Just back from a show, so thought I would tell you that closed end version is actually NICE.  (I think the penache is WAY too big - so this is a REAL compliment).  The blue and white effect is also cool, but the kit is huge - not your fault, I just don't care much for it.

IF you happen to have a pic of the "closed end" standing up, please e-mail it to me - this COULD be my future use of the kit.

Thanks,

Ed


----------



## Randy_ (Nov 30, 2007)

> _Originally posted by R2_
> <br />Could not disagree more Randy. Perhaps if you take another look at the overall design you will see why steve has done the pen that way.



Hey Russ:  I did take another look at the pen after my first post and realized that some of what I suggested was a little off target.  It did escape me, originally, that the pattern was a single pattern carried through the full length of the pen rather than be restricted to each of the two individual parts.  I had intended to revise my original comment; but got interrupted and never got back too it.  Nonetheless, I stand by my original comment that the one white piece is too large and detracts from the visual balance of the pen.

Steven:  These little mechanical conundrums are fascinating to me.  I did a little math work on your design and an Autocad drawing to see what would fit the Panache and was totally frustrated as nothing would work.  I just reread your original post and discovered that you were incrementing in 1/2 mm steps.  I was doing my calculations in 1 mm increments.[!]  I'm going to go back and redo the work and see what kind of solution develops.  There has to be a way to make this work.  

Just to make sure I fully understand your pattern, could you conform a couple of things for me.

1.  Do you recall how much you shaved off the cap tube.

2.  Do you recall the approximate length of the one long white piece that got this discussion started?          

3.  The thinest layer is 1mm thick and each layer increases by 0.5mm.  There are 14 layers of each color and the thickest layer would be 7.5mm excepting the bigger white one.

When I have a satisfactory solution, I will pass it along to you in case you decide to make another one......which I think would be a fine thing to do since it is such a good looking pen.


----------



## YoYoSpin (Nov 30, 2007)

The blue and ivory one has got to be in the top ten pens I've ever seen on this site...extremely well done!


----------



## Chuck Key (Nov 30, 2007)

> _Originally posted by YoYoSpin_
> <br />The blue and ivory one has got to be in the top ten pens I've ever seen on this site...extremely well done!



Exactly, and I am sure Steven has moved on to something even more spectacular.

Chuckie


----------



## ahoiberg (Nov 30, 2007)

skip, you da man.

i agree with chris that you're one of the top pen makers on here. are you in the guild yet?

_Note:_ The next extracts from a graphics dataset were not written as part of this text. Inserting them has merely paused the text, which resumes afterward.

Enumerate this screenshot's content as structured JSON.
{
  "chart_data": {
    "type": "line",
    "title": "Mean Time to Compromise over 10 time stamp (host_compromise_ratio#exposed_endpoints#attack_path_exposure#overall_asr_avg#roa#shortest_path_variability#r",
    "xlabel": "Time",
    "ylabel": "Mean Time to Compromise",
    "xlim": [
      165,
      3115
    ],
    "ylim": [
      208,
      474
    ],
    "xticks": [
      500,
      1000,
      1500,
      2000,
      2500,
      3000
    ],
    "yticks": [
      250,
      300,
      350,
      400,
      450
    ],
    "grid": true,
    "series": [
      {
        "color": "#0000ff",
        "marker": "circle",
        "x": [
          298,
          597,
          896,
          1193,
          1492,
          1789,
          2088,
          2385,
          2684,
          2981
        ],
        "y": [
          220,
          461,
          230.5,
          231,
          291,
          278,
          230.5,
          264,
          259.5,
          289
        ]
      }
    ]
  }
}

anyhow, the pens both look great. your wife had a great idea there.


----------



## Jarheaded (Dec 2, 2007)

Don't let your wife see this...... Maybe you should listen to her about designs, she has a great eye for what works. I would probably sit down and let her ramble for a little bit about what she likes and then put her thoughts to lathe. In other words, I really like your wifes design.


----------



## PR_Princess (Dec 4, 2007)

Skippy. I am sorry that I missed posting on these simply wonderfully designed and executed pens (Out of town/shows etc). They are truly gorgeous. My compliments!![][][]

However Skippy, shame on you!!  You have been holding out on all of us!! Where is this wife person of yours, and why is she not on the site??? [!]  Seems like she could give us all a bit of run for our money.  No fair keeping her all to yourself now. Cat's out of the bag!! [:0][:0][:0][:0] 

(Besides, I would enjoy more female company - just think of the fun we could have taking about all you fellas!!!! [:X][][][])


----------